Tribune publiée par Libération le 21 mai 2017
Depuis sa constitutionnalisation en 2000, la parité a permis d’augmenter la mixité dans la représentation politique – ce qui était son but premier – ainsi que dans toutes les sphères de l’Etat et de la société. Cette mixité est même quelquefois –mais encore trop rarement – paritaire, ce qui est le cas des gouvernements français depuis 2012.
S’agissant du nouveau gouvernement conduit par Edouard Philippe, de nombreux commentaires ont à juste titre souligné que la parité quantitative ne s’accompagnait pas d’une parité que l’on pourrait qualifié de qualitative. Autant de femmes que d’hommes certes, mais les unes et les autres ne se partagent pas des ministères à périmètre et à pouvoir équivalents.

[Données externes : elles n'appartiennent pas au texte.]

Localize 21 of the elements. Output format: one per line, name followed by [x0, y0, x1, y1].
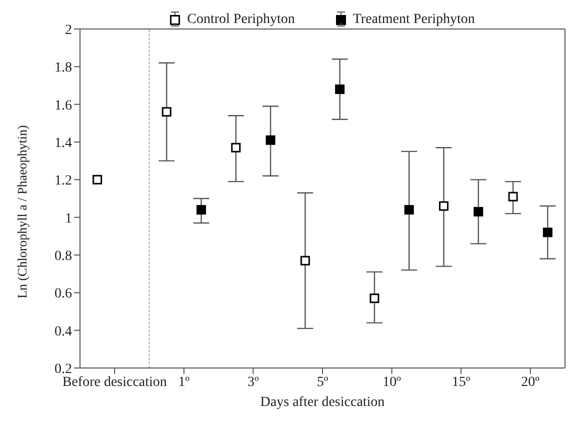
x-tick-label: 1º: [178, 374, 190, 390]
y-tick-label: 1: [65, 211, 72, 226]
x-tick-label: 20º: [521, 374, 540, 390]
x-tick-label: Before desiccation: [62, 374, 167, 390]
legend-label: Control Periphyton: [187, 12, 295, 28]
x-tick-label: 5º: [316, 374, 329, 390]
y-tick-label: 1.8: [54, 60, 72, 76]
y-tick-label: 0.2: [54, 362, 72, 377]
y-tick-label: 0.4: [54, 324, 72, 340]
x-tick-label: 15º: [452, 374, 471, 390]
x-tick-label: 3º: [248, 374, 260, 390]
y-tick-label: 0.8: [54, 248, 72, 264]
y-axis-title: Ln (Chlorophyll a / Phaeophytin): [14, 125, 30, 298]
y-tick-label: 1.4: [54, 136, 72, 151]
legend-label: Treatment Periphyton: [352, 12, 475, 28]
y-tick-label: 0.6: [54, 286, 72, 302]
x-tick-label: 10º: [382, 374, 402, 390]
y-tick-label: 2: [65, 22, 72, 38]
y-tick-label: 1.6: [54, 98, 72, 114]
x-axis-title: Days after desiccation: [260, 395, 385, 410]
y-tick-label: 1.2: [54, 174, 72, 189]
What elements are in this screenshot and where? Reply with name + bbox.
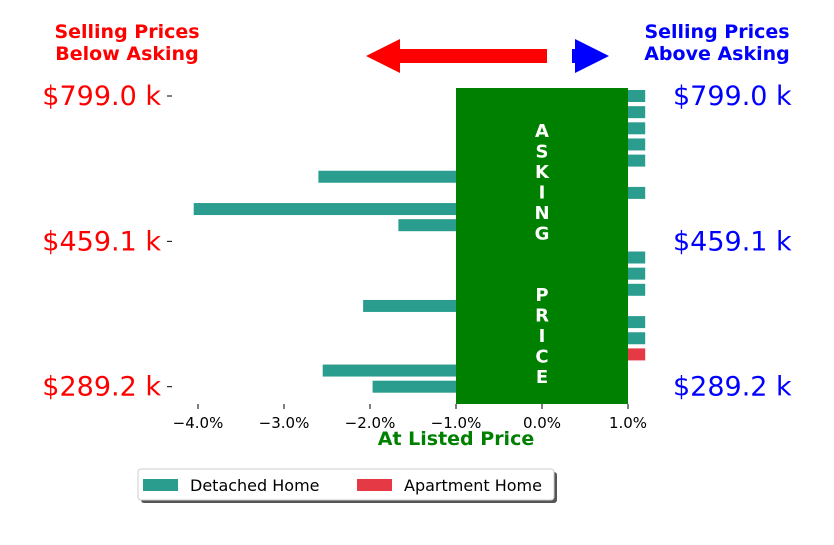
bar-apartment-home	[628, 348, 646, 361]
y-axis-right: $799.0 k $459.1 k $289.2 k	[673, 81, 792, 403]
x-tick-label: −4.0%	[173, 414, 224, 432]
y-tick-label-right: $459.1 k	[673, 226, 792, 257]
band-letter: R	[535, 306, 549, 327]
legend: Detached Home Apartment Home	[137, 468, 557, 503]
y-tick-label-right: $289.2 k	[673, 372, 792, 403]
bar-detached-home	[628, 186, 646, 199]
band-letter: K	[535, 162, 550, 183]
bar-detached-home	[628, 106, 646, 119]
x-axis: −4.0% −3.0% −2.0% −1.0% 0.0% 1.0%	[173, 404, 647, 432]
bar-detached-home	[628, 122, 646, 135]
header-right-line-2: Above Asking	[644, 43, 790, 65]
x-axis-label: At Listed Price	[378, 428, 534, 450]
legend-swatch-apartment	[357, 479, 392, 491]
bar-detached-home	[322, 364, 456, 377]
band-letter: I	[539, 326, 546, 347]
legend-swatch-detached	[143, 479, 178, 491]
arrow-left-icon	[366, 39, 547, 73]
asking-price-band	[456, 88, 628, 404]
header-right-line-1: Selling Prices	[644, 21, 789, 43]
y-tick-label-left: $289.2 k	[42, 372, 161, 403]
band-letter: S	[536, 142, 549, 163]
legend-label-detached: Detached Home	[190, 476, 320, 495]
y-axis-left: $799.0 k $459.1 k $289.2 k	[42, 81, 172, 403]
band-letter: A	[535, 121, 549, 142]
bar-detached-home	[318, 170, 456, 183]
bar-detached-home	[628, 267, 646, 280]
bar-detached-home	[193, 203, 456, 216]
band-letter: N	[534, 203, 549, 224]
bar-detached-home	[628, 138, 646, 151]
bar-detached-home	[398, 219, 456, 232]
bar-detached-home	[628, 154, 646, 167]
header-left-line-2: Below Asking	[55, 43, 198, 65]
bars	[193, 90, 646, 393]
x-tick-label: 1.0%	[609, 414, 647, 432]
x-tick-label: −3.0%	[259, 414, 310, 432]
band-letter: C	[535, 347, 548, 368]
y-tick-label-left: $799.0 k	[42, 81, 161, 112]
bar-detached-home	[363, 299, 456, 312]
bar-detached-home	[372, 380, 456, 393]
x-tick-label: −1.0%	[431, 414, 482, 432]
x-tick-label: 0.0%	[523, 414, 561, 432]
legend-label-apartment: Apartment Home	[404, 476, 542, 495]
band-letter: G	[535, 224, 550, 245]
band-letter: P	[535, 285, 548, 306]
y-tick-label-right: $799.0 k	[673, 81, 792, 112]
band-letter: E	[536, 367, 548, 388]
x-tick-label: −2.0%	[345, 414, 396, 432]
y-tick-label-left: $459.1 k	[42, 226, 161, 257]
bar-detached-home	[628, 251, 646, 264]
band-letter: I	[539, 183, 546, 204]
bar-detached-home	[628, 316, 646, 329]
arrow-right-icon	[572, 39, 609, 73]
bar-detached-home	[628, 332, 646, 345]
header-left-line-1: Selling Prices	[54, 21, 199, 43]
bar-detached-home	[628, 90, 646, 102]
bar-detached-home	[628, 283, 646, 296]
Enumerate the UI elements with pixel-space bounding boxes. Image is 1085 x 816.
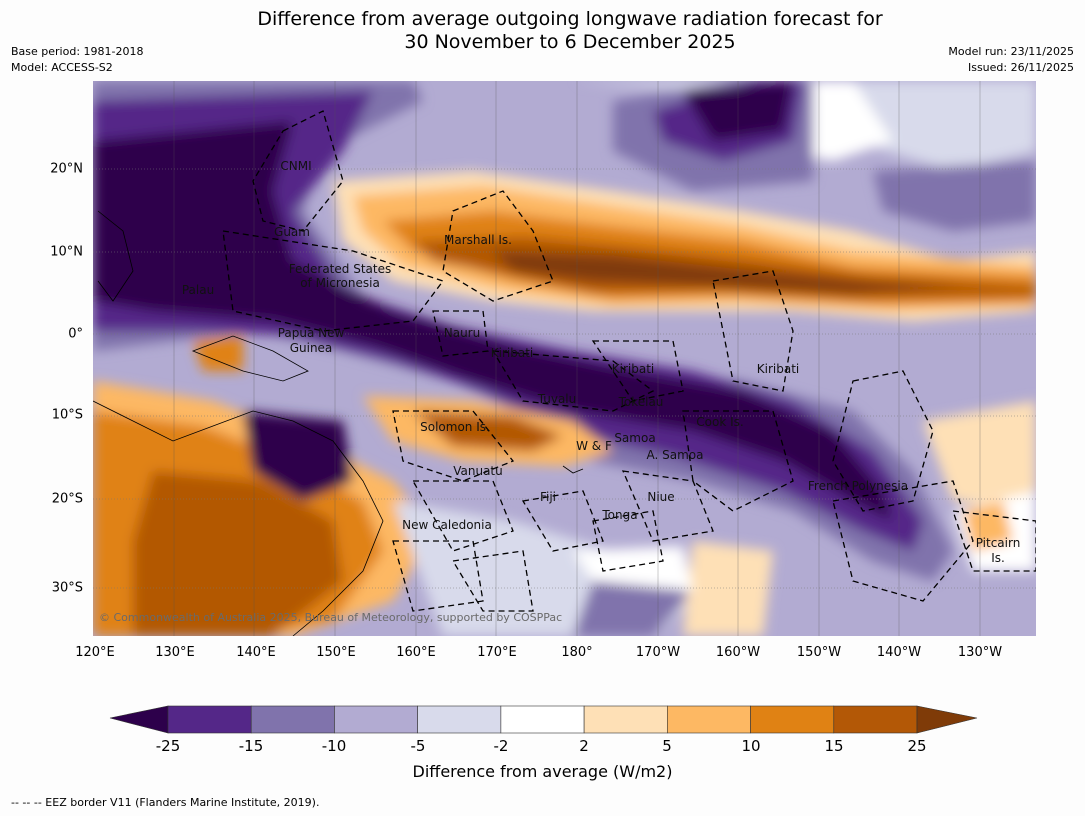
label-png-1: Papua New [278,326,345,340]
place-labels: CNMI Guam Marshall Is. Federated States … [182,159,1020,565]
colorbar-cell [583,705,668,734]
colorbar-extend-high [916,705,978,734]
label-fsm-1: Federated States [289,262,391,276]
label-kiribati-east: Kiribati [757,362,799,376]
lon-label-160e: 160°E [396,645,436,660]
colorbar-tick: -5 [410,737,426,755]
lat-label-10s: 10°S [51,407,83,423]
label-cook-is: Cook Is. [696,415,743,429]
label-nauru: Nauru [444,326,480,340]
label-marshall-is: Marshall Is. [444,233,512,247]
graticule [93,168,1036,589]
label-kiribati-west: Kiribati [491,346,533,360]
colorbar-tick: -10 [321,737,347,755]
label-kiribati-central: Kiribati [612,362,654,376]
label-tonga: Tonga [601,508,637,522]
lat-label-20n: 20°N [50,161,83,177]
olr-anomaly-map: CNMI Guam Marshall Is. Federated States … [93,81,1036,636]
label-tuvalu: Tuvalu [537,392,577,406]
lon-label-130w: 130°W [957,645,1003,660]
colorbar-cell [334,705,418,734]
colorbar-cell [250,705,335,734]
title-line-1: Difference from average outgoing longwav… [257,8,883,30]
colorbar-cell [750,705,835,734]
lon-label-170e: 170°E [477,645,517,660]
lon-label-150e: 150°E [316,645,356,660]
label-fsm-2: of Micronesia [300,276,380,290]
colorbar-tick: -25 [155,737,181,755]
lon-label-170w: 170°W [635,645,681,660]
lat-label-0: 0° [68,326,83,342]
title-line-2: 30 November to 6 December 2025 [404,31,736,53]
lat-label-10n: 10°N [50,244,83,260]
label-pitcairn-2: Is. [991,551,1005,565]
model-run: Model run: 23/11/2025 [948,45,1074,58]
label-guam: Guam [274,225,310,239]
colorbar [109,705,978,734]
colorbar-tick: -15 [238,737,264,755]
colorbar-tick: 10 [741,737,761,755]
coastlines [93,210,584,636]
label-palau: Palau [182,283,214,297]
label-pitcairn-1: Pitcairn [976,536,1021,550]
meta-left: Base period: 1981-2018 Model: ACCESS-S2 [11,44,143,76]
lat-label-20s: 20°S [51,491,83,507]
base-period: Base period: 1981-2018 [11,45,144,58]
label-a-samoa: A. Samoa [647,448,704,462]
chart-title: Difference from average outgoing longwav… [0,8,1085,54]
label-solomon-is: Solomon Is. [420,420,490,434]
meta-right: Model run: 23/11/2025 Issued: 26/11/2025 [948,44,1074,76]
label-tokelau: Tokelau [618,395,664,409]
colorbar-cell [833,705,918,734]
lon-label-150w: 150°W [796,645,842,660]
model-name: Model: ACCESS-S2 [11,61,113,74]
lon-label-120e: 120°E [75,645,115,660]
eez-borders [222,110,1036,612]
lon-label-130e: 130°E [155,645,195,660]
colorbar-tick: -2 [493,737,509,755]
anomaly-field [93,81,1036,636]
colorbar-cells [167,705,918,734]
label-vanuatu: Vanuatu [453,464,503,478]
lon-label-140w: 140°W [876,645,922,660]
colorbar-label: Difference from average (W/m2) [412,762,673,781]
colorbar-tick: 15 [824,737,844,755]
label-new-caledonia: New Caledonia [402,518,492,532]
label-fiji: Fiji [540,490,556,504]
label-samoa: Samoa [614,431,655,445]
label-french-polynesia: French Polynesia [808,479,908,493]
issued-date: Issued: 26/11/2025 [967,61,1074,74]
colorbar-cell [500,705,585,734]
colorbar-cell [417,705,502,734]
label-w-and-f: W & F [576,439,612,453]
colorbar-tick: 2 [579,737,589,755]
label-cnmi: CNMI [280,159,311,173]
copyright-notice: © Commonwealth of Australia 2025, Bureau… [99,611,562,624]
colorbar-extend-low [109,705,169,734]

Un tel constat qui pourrait être élargi à d’autres secteurs que celui de la politique tant institutionnelle que militante autorise à poser quelques questions.
D’outil de l’égalité, la parité n’est-elle pas devenue l’outil de la perpétuation de l’inégalité ? D’ «habit de l’égalité », pour reprendre l’expression de la philosophe Geneviève Fraisse, la parité n’est-elle pas devenue l’habit, le déguisement de l’inégalité en égalité ?
C’est en effet une parité pervertie qui nous est proposée, réduite à une conception quantitative. La parité constitutionnalisée a produit du chiffre, mais elle n’a pas, en tout cas pas assez, produit de l’égalité de pouvoir.
L’enjeu de l’égalité entre les femmes et les hommes est un enjeu démocratique et politique et, comme tel, il renvoie non pas à une seule parité arithmétique, mais bien à une exigence d’égalité de pouvoir. Il ne suffit donc pas qu’il y ait autant de femmes que d’hommes, il faut aussi que femmes et hommes exercent le pouvoir à part égale. Or c’est bien là que se jouent les résistances, dans le partage de l’exercice du pouvoir, qu’il s’agisse du pouvoir politique, du pouvoir de représentation, des pouvoirs économique, financier, culturel, intellectuel, social … Il n’y a guère que le pouvoir domestique – celui du travail du même nom ou du souci des enfants et de la famille – que les hommes sont encore trop nombreux à laisser aux femmes, alors que celles-ci sont disposées à le partager davantage !
Obligés par la Constitution de capituler sur le quantitatif, la plupart des hommes résistent encore sur le qualitatif, ultime mais farouche résistance face à laquelle la parité n’est peut-être pas – plus- ni le mot juste ni l’outil adéquat.
Le moment n’est-il pas venu de (re)mettre sur le devant de la scène le mot égalité, un mot qui dérange davantage, car il est plus difficile de faire supporter une réduction arithmétique à ce principe politique et républicain.
L’égalité qui n’est jamais une donnée, mais toujours une conquête et dont la mise en en œuvre, la réalisation concrète ne s’effectuent que sous la contrainte, que cette contrainte s’exerce par une loi, ou résulte d’actions conduites par des collectifs qui pourraient se (re)mettre en mouvement, (ou en marche, pourquoi pas), maintenant et ici, soit autant dans les bureaux qu’au Parlement, autant dans les usines que dans les conseils d’administration, autant dans les cuisines que dans les palais de la République.